Early in the discussion of the issue, Nancy Cavanaugh said it was “a bit of a tricky process for all of us” and the first such complaint to come up during her tenure on the board. of the committee.

She called it “an opportunity to restore public trust” by encouraging transparency in the process. There is a legally mandated process that must be followed, including investigation and reporting of findings.

When the president asked if the issue should be discussed in public or executive session, Tyler was the first to say it should be discussed openly. Markey agreed.

After the date of filing, the committee has 14 working days to respond to the complainant and the Attorney General. The deadline for this response is February 18, the day after the next school committee meeting.

An investigation into the allegations must be undertaken by law. Once the investigation is complete, a corrective response will be drafted.
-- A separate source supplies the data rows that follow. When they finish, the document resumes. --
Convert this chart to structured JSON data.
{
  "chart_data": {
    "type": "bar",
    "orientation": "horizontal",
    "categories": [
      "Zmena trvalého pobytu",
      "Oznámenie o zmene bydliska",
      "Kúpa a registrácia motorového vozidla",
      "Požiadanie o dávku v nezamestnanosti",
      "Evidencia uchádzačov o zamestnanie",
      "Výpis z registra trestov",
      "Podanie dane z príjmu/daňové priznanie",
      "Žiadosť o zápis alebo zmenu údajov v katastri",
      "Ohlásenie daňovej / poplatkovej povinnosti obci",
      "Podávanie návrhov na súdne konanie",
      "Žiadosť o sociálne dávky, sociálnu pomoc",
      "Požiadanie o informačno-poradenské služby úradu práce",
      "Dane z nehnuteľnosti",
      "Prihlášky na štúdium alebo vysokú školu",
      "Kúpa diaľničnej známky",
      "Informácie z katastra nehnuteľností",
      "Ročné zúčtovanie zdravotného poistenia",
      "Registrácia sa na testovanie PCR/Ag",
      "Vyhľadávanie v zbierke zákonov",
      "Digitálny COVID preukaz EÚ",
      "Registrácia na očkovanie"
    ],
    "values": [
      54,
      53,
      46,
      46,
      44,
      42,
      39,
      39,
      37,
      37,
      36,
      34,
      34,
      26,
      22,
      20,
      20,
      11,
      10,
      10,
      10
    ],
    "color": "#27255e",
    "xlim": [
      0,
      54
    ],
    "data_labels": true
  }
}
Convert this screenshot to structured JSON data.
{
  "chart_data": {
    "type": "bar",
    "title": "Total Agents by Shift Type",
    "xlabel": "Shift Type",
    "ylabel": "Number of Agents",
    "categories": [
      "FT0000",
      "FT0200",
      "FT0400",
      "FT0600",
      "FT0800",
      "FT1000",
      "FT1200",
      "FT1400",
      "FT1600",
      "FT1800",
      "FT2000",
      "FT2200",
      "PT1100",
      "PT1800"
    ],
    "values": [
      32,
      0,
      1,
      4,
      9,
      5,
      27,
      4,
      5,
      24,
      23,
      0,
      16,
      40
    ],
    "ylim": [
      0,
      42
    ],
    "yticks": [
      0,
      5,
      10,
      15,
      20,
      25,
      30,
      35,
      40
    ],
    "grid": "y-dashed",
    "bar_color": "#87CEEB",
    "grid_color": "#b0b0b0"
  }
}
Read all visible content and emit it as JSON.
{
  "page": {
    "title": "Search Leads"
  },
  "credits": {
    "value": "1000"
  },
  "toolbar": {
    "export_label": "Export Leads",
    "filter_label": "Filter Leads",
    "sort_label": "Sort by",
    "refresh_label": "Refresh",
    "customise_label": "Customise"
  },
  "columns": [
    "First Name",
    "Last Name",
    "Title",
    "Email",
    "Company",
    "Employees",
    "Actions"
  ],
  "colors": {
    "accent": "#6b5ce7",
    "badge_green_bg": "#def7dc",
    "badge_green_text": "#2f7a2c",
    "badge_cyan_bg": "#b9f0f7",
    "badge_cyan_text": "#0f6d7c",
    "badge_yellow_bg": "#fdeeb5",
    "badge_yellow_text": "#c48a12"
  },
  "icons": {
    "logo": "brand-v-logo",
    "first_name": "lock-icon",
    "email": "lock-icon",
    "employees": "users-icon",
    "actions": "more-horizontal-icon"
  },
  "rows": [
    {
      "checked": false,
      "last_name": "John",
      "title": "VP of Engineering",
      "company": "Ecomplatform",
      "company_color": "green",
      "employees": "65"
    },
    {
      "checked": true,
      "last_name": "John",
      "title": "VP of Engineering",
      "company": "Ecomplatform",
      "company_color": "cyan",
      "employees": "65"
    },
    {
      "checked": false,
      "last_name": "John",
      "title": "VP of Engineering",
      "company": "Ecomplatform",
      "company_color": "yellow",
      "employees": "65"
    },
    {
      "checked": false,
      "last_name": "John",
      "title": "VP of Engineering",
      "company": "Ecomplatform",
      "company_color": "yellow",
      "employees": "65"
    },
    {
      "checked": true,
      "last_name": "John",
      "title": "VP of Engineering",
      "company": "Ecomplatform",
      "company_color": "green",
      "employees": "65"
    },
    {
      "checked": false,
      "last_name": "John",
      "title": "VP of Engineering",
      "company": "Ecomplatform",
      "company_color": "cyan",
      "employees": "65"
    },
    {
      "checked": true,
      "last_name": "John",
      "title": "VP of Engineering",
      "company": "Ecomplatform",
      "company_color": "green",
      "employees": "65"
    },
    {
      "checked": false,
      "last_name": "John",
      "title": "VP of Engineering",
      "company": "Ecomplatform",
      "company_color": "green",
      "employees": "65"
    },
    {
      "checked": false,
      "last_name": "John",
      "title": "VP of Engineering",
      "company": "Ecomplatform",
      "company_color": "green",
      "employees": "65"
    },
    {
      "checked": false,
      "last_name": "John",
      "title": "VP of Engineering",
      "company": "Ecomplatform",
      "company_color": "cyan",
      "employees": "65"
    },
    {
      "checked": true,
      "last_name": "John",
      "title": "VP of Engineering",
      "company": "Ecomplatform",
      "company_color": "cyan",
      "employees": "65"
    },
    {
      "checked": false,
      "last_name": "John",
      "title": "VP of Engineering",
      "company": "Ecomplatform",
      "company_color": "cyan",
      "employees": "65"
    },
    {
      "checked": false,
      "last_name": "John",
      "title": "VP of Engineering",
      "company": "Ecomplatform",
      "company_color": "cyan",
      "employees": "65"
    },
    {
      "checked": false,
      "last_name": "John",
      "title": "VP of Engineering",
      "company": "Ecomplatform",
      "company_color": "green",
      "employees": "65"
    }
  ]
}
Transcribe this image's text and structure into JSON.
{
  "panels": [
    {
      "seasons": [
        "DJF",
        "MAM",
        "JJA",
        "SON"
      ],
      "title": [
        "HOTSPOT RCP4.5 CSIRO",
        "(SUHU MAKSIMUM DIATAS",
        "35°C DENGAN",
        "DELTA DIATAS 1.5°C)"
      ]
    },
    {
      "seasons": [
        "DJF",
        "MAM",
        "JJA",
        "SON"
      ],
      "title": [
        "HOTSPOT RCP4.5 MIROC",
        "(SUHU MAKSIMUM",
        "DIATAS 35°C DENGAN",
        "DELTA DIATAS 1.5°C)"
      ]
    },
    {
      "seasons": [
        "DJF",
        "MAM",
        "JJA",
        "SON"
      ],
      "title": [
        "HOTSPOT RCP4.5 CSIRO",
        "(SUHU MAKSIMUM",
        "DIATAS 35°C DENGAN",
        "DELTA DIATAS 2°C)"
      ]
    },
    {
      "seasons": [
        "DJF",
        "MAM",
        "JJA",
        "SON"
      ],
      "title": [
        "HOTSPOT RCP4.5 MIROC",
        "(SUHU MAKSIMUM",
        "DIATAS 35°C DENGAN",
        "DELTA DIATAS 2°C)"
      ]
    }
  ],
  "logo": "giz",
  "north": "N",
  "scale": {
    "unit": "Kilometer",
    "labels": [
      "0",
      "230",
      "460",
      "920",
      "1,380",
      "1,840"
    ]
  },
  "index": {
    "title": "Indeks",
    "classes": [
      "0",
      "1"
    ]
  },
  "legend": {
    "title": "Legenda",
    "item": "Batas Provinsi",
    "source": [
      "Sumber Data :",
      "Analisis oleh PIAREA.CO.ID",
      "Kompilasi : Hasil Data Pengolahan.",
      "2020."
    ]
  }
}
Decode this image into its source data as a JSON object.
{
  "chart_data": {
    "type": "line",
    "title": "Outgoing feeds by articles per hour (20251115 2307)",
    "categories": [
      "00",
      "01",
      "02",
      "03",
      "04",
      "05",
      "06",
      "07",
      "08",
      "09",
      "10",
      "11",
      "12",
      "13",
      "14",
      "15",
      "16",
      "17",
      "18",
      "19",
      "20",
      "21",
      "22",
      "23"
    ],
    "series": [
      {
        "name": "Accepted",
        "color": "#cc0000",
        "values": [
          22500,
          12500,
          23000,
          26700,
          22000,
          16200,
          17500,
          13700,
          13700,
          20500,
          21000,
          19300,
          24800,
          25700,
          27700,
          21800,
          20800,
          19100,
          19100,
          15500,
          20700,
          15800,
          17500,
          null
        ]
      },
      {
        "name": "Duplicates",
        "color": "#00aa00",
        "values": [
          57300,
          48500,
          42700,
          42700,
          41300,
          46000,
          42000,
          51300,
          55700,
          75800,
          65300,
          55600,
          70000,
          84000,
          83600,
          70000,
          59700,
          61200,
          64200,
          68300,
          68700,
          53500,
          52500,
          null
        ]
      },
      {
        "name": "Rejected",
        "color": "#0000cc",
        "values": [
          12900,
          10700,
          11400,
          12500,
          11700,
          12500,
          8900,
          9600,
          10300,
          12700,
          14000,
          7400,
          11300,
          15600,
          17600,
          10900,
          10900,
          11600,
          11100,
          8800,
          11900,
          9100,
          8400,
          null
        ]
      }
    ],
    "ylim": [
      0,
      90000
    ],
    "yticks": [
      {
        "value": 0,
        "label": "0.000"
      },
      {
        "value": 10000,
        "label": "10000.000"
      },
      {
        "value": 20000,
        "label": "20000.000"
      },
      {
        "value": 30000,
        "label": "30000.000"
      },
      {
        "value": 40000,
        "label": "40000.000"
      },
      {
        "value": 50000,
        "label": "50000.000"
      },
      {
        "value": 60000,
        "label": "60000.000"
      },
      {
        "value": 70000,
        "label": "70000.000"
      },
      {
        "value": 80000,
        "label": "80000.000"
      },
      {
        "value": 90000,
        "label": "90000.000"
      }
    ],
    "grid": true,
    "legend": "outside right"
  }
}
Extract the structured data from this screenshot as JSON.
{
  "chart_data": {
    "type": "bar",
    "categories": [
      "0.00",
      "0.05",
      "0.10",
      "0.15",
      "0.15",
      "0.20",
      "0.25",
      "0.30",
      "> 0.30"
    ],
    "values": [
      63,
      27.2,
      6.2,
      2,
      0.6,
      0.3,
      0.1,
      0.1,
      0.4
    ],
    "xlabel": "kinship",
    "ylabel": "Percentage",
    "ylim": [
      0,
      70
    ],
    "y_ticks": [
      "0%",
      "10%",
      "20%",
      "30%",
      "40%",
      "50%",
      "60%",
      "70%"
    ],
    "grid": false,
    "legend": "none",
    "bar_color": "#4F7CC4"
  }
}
The draft response should be reviewed by the committee before submission to the GA office.

“Given that there are only two people at the meeting – I assume you read the script accurately – regardless of the merits of the claim, is an investigation necessary?” Markey asked. “Or in some cases, do we look at the facts and determine that two is not a quorum.”

“My instinct as a school committee colleague would be, ‘Of course, no one would do that,'” the president said, noting that there should be some indication of a ‘serial conversation,’ for example by email. “But I also think it could be beneficial for you and for all of us to have a transparent way to be able to say definitively that we looked at all the facts” to determine that there was no serial communication.

Markey said as soon as he was made aware of the complaint, he took information to Superintendent Carol Cavanaugh’s office.

“I would say absolutely let the public process unfold,” he said. “As elected volunteers, we all know very well our rights, our limits and our duties in communicating with people.

He noted that he had been a volunteer in the community for 18 years, citing his work on the Hopkinton Master Plan as an example of his service. “But with this experience, I also learned to maintain my humility, my confidence and my respect for the public process and for other volunteers.”

Markey also said he wanted to “help defuse the situation for the public” because citizens have a right to complain while the committee has an obligation to respond.

Tyler said she was happy to delegate responsibility for an investigation to the superintendent. Superintendent Cavanaugh asked Human Resources Manager Kimberly Pulnik to help with the matter.

The chair said she met with one of the committee’s lawyers to see how to proceed.

“I wanted to make sure the process was fair and transparent and gain public trust,” she said. “I think it hurts us if people can’t see what we’re doing and wonder what happened.”

She added that she had seen a screenshot of what had been posted about it on social media but could not confirm the source.

“It’s all there,” Markey said of the information he provided. “He’s been there since Monday or Tuesday.”

Once the investigation is completed, an attorney will review it to ensure proper procedures were followed before the school board discusses the superintendent’s findings at the February 17 meeting.

“It sounds like a plan,” Tyler said.